Earlier this week, Senate Majority Leader chuck schumerDN.Y., has suggested that Biden is getting closer to canceling up to $50,000 in student loan debt for borrowers.

Senate Majority Leader Chuck Schumer, DN.Y., on Capitol Hill in Washington on June 22, 2021.

Senate Majority Leader Chuck Schumer, DN.Y., on Capitol Hill in Washington on June 22, 2021.
(AP Photo/J. Scott Applewhite)

“I will continue to urge the president to take this important step. And I say to my colleagues, I think the president is moving in our direction,” Schumer said from the Senate. “My discussions with him and his team have been very fruitful lately, and I hope he does the right thing. We are getting closer.”

Speaking about the pause in loan repayments, White House press secretary Jen Psaki said Tuesday that executive action by the president is on the table.
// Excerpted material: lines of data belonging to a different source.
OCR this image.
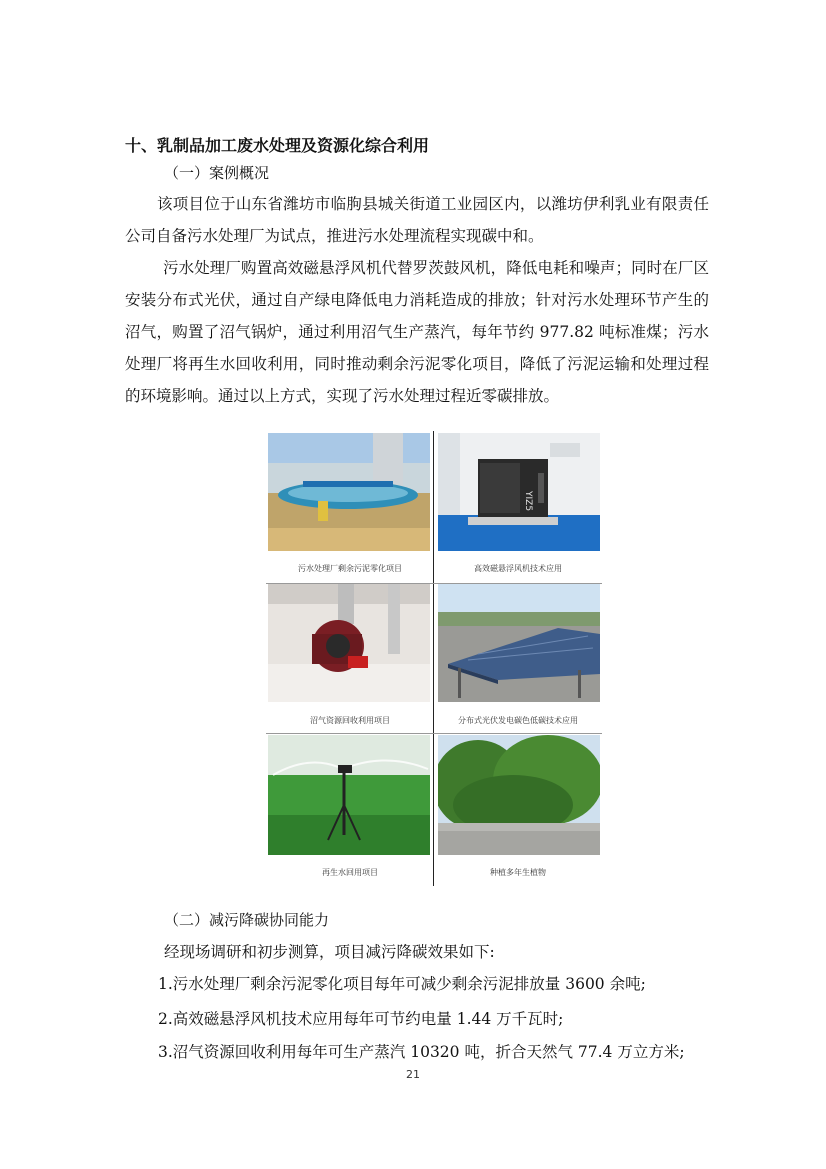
十、乳制品加工废水处理及资源化综合利用
（一）案例概况
该项目位于山东省潍坊市临朐县城关街道工业园区内，以潍坊伊利乳业有限责任公司自备污水处理厂为试点，推进污水处理流程实现碳中和。
污水处理厂购置高效磁悬浮风机代替罗茨鼓风机，降低电耗和噪声；同时在厂区安装分布式光伏，通过自产绿电降低电力消耗造成的排放；针对污水处理环节产生的沼气，购置了沼气锅炉，通过利用沼气生产蒸汽，每年节约 977.82 吨标准煤；污水处理厂将再生水回收利用，同时推动剩余污泥零化项目，降低了污泥运输和处理过程的环境影响。通过以上方式，实现了污水处理过程近零碳排放。
污水处理厂剩余污泥零化项目
YIZ5
高效磁悬浮风机技术应用
沼气资源回收利用项目	分布式光伏发电碳色低碳技术应用
再生水回用项目	种植多年生植物
（二）减污降碳协同能力
经现场调研和初步测算，项目减污降碳效果如下:
1.污水处理厂剩余污泥零化项目每年可减少剩余污泥排放量 3600 余吨;
2.高效磁悬浮风机技术应用每年可节约电量 1.44 万千瓦时;
3.沼气资源回收利用每年可生产蒸汽 10320 吨，折合天然气 77.4 万立方米;
21
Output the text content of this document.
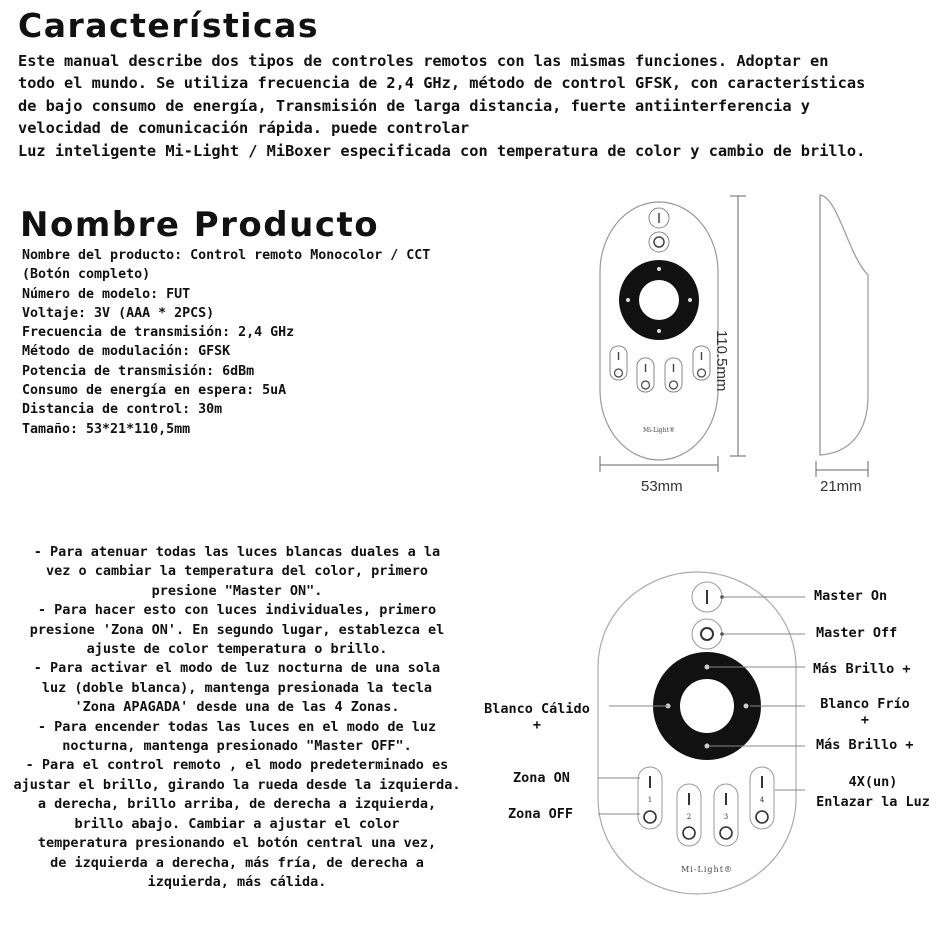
Características
Este manual describe dos tipos de controles remotos con las mismas funciones. Adoptar en
todo el mundo. Se utiliza frecuencia de 2,4 GHz, método de control GFSK, con características
de bajo consumo de energía, Transmisión de larga distancia, fuerte antiinterferencia y
velocidad de comunicación rápida. puede controlar
Luz inteligente Mi-Light / MiBoxer especificada con temperatura de color y cambio de brillo.
Nombre Producto
Nombre del producto: Control remoto Monocolor / CCT
(Botón completo)
Número de modelo: FUT
Voltaje: 3V (AAA * 2PCS)
Frecuencia de transmisión: 2,4 GHz
Método de modulación: GFSK
Potencia de transmisión: 6dBm
Consumo de energía en espera: 5uA
Distancia de control: 30m
Tamaño: 53*21*110,5mm	Mi-Light®
110.5mm
53mm	21mm
- Para atenuar todas las luces blancas duales a la
vez o cambiar la temperatura del color, primero
presione "Master ON".
- Para hacer esto con luces individuales, primero
presione 'Zona ON'. En segundo lugar, establezca el
ajuste de color temperatura o brillo.
- Para activar el modo de luz nocturna de una sola
luz (doble blanca), mantenga presionada la tecla
'Zona APAGADA' desde una de las 4 Zonas.
- Para encender todas las luces en el modo de luz
nocturna, mantenga presionado "Master OFF".
- Para el control remoto , el modo predeterminado es
ajustar el brillo, girando la rueda desde la izquierda.
a derecha, brillo arriba, de derecha a izquierda,
brillo abajo. Cambiar a ajustar el color
temperatura presionando el botón central una vez,
de izquierda a derecha, más fría, de derecha a
izquierda, más cálida.
1
2	3
4
Mi-Light®
Master On
Master Off
Más Brillo +
Blanco Frío
+
Más Brillo +
Blanco Cálido
+
Zona ON
Zona OFF
4X(un)
Enlazar la Luz
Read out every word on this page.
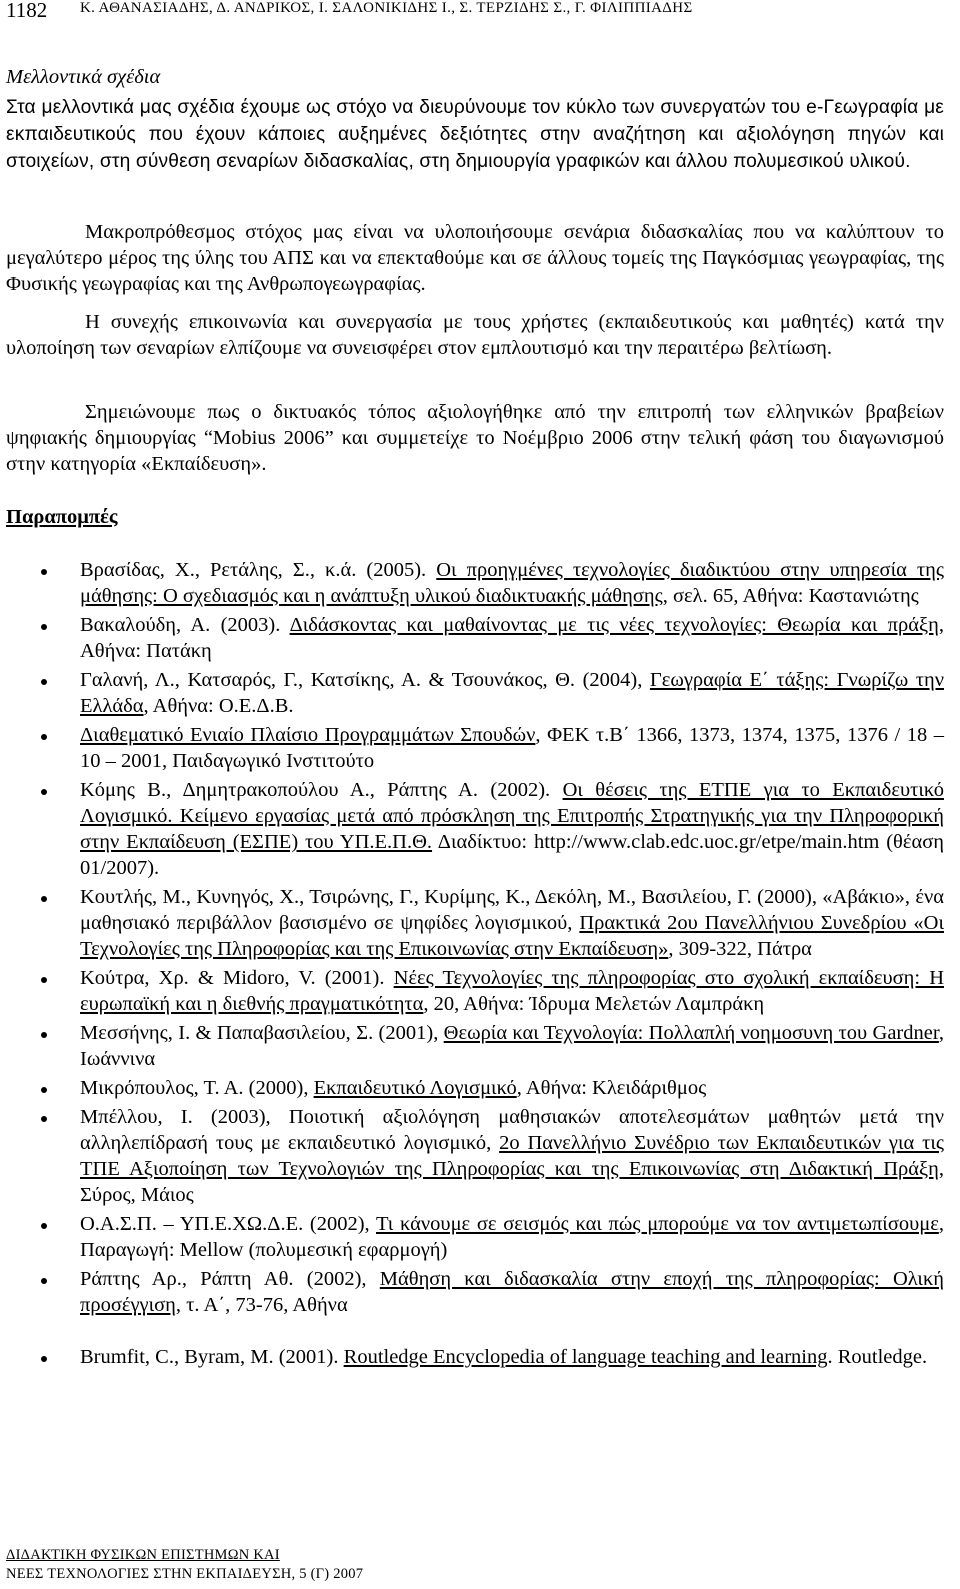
1182 Κ. ΑΘΑΝΑΣΙΑΔΗΣ, Δ. ΑΝΔΡΙΚΟΣ, Ι. ΣΑΛΟΝΙΚΙΔΗΣ Ι., Σ. ΤΕΡΖΙΔΗΣ Σ., Γ. ΦΙΛΙΠΠΙΑΔΗΣ
Μελλοντικά σχέδια

Στα μελλοντικά μας σχέδια έχουμε ως στόχο να διευρύνουμε τον κύκλο των συνεργατών του e-Γεωγραφία με εκπαιδευτικούς που έχουν κάποιες αυξημένες δεξιότητες στην αναζήτηση και αξιολόγηση πηγών και στοιχείων, στη σύνθεση σεναρίων διδασκαλίας, στη δημιουργία γραφικών και άλλου πολυμεσικού υλικού.

Μακροπρόθεσμος στόχος μας είναι να υλοποιήσουμε σενάρια διδασκαλίας που να καλύπτουν το μεγαλύτερο μέρος της ύλης του ΑΠΣ και να επεκταθούμε και σε άλλους τομείς της Παγκόσμιας γεωγραφίας, της Φυσικής γεωγραφίας και της Ανθρωπογεωγραφίας.

Η συνεχής επικοινωνία και συνεργασία με τους χρήστες (εκπαιδευτικούς και μαθητές) κατά την υλοποίηση των σεναρίων ελπίζουμε να συνεισφέρει στον εμπλουτισμό και την περαιτέρω βελτίωση.

Σημειώνουμε πως ο δικτυακός τόπος αξιολογήθηκε από την επιτροπή των ελληνικών βραβείων ψηφιακής δημιουργίας “Mobius 2006” και συμμετείχε το Νοέμβριο 2006 στην τελική φάση του διαγωνισμού στην κατηγορία «Εκπαίδευση».

Παραπομπές
Βρασίδας, Χ., Ρετάλης, Σ., κ.ά. (2005). Οι προηγμένες τεχνολογίες διαδικτύου στην υπηρεσία της μάθησης: Ο σχεδιασμός και η ανάπτυξη υλικού διαδικτυακής μάθησης, σελ. 65, Αθήνα: Καστανιώτης
Βακαλούδη, Α. (2003). Διδάσκοντας και μαθαίνοντας με τις νέες τεχνολογίες: Θεωρία και πράξη, Αθήνα: Πατάκη
Γαλανή, Λ., Κατσαρός, Γ., Κατσίκης, Α. & Τσουνάκος, Θ. (2004), Γεωγραφία Ε΄ τάξης: Γνωρίζω την Ελλάδα, Αθήνα: Ο.Ε.Δ.Β.
Διαθεματικό Ενιαίο Πλαίσιο Προγραμμάτων Σπουδών, ΦΕΚ τ.Β΄ 1366, 1373, 1374, 1375, 1376 / 18 – 10 – 2001, Παιδαγωγικό Ινστιτούτο
Κόμης Β., Δημητρακοπούλου Α., Ράπτης Α. (2002). Οι θέσεις της ΕΤΠΕ για το Εκπαιδευτικό Λογισμικό. Κείμενο εργασίας μετά από πρόσκληση της Επιτροπής Στρατηγικής για την Πληροφορική στην Εκπαίδευση (ΕΣΠΕ) του ΥΠ.Ε.Π.Θ. Διαδίκτυο: http://www.clab.edc.uoc.gr/etpe/main.htm (θέαση 01/2007).
Κουτλής, Μ., Κυνηγός, Χ., Τσιρώνης, Γ., Κυρίμης, Κ., Δεκόλη, Μ., Βασιλείου, Γ. (2000), «Αβάκιο», ένα μαθησιακό περιβάλλον βασισμένο σε ψηφίδες λογισμικού, Πρακτικά 2ου Πανελλήνιου Συνεδρίου «Οι Τεχνολογίες της Πληροφορίας και της Επικοινωνίας στην Εκπαίδευση», 309-322, Πάτρα
Κούτρα, Χρ. & Midoro, V. (2001). Νέες Τεχνολογίες της πληροφορίας στο σχολική εκπαίδευση: Η ευρωπαϊκή και η διεθνής πραγματικότητα, 20, Αθήνα: Ίδρυμα Μελετών Λαμπράκη
Μεσσήνης, Ι. & Παπαβασιλείου, Σ. (2001), Θεωρία και Τεχνολογία: Πολλαπλή νοημοσυνη του Gardner, Ιωάννινα
Μικρόπουλος, Τ. Α. (2000), Εκπαιδευτικό Λογισμικό, Αθήνα: Κλειδάριθμος
Μπέλλου, Ι. (2003), Ποιοτική αξιολόγηση μαθησιακών αποτελεσμάτων μαθητών μετά την αλληλεπίδρασή τους με εκπαιδευτικό λογισμικό, 2ο Πανελλήνιο Συνέδριο των Εκπαιδευτικών για τις ΤΠΕ Αξιοποίηση των Τεχνολογιών της Πληροφορίας και της Επικοινωνίας στη Διδακτική Πράξη, Σύρος, Μάιος
Ο.Α.Σ.Π. – ΥΠ.Ε.ΧΩ.Δ.Ε. (2002), Τι κάνουμε σε σεισμός και πώς μπορούμε να τον αντιμετωπίσουμε, Παραγωγή: Mellow (πολυμεσική εφαρμογή)
Ράπτης Αρ., Ράπτη Αθ. (2002), Μάθηση και διδασκαλία στην εποχή της πληροφορίας: Ολική προσέγγιση, τ. Α΄, 73-76, Αθήνα
Brumfit, C., Byram, M. (2001). Routledge Encyclopedia of language teaching and learning. Routledge.
ΔΙΔΑΚΤΙΚΗ ΦΥΣΙΚΩΝ ΕΠΙΣΤΗΜΩΝ ΚΑΙ
ΝΕΕΣ ΤΕΧΝΟΛΟΓΙΕΣ ΣΤΗΝ ΕΚΠΑΙΔΕΥΣΗ, 5 (Γ) 2007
“He will make a decision before this break is over,” Psaki said. “At the moment it has been extended until August … and it is looking at other options for executive authority.”

Progressives are pushing Biden to write off student loan debt completely by executive order. They say the crippling debt hanging over the heads of many college graduates forces them to put off major life decisions and that student debt disproportionately affects minorities.

White House Press Secretary Jen Psaki speaks during a press briefing at the White House on March 4, 2022.

White House Press Secretary Jen Psaki speaks during a press briefing at the White House on March 4, 2022.
(AP Photo/Carolyn Kaster)


Federal student loan payments were first suspended in response to the economic toll of the COVID-19 pandemic shutdowns in May 2020 under former President Donald Trump. But as the economy emerged from the pandemic, Biden extended that hiatus multiple times after taking office, drawing criticism from Republicans.

The book is due out May 3.

Fox News’ Paul Best and Tyler Olson contributed to this article.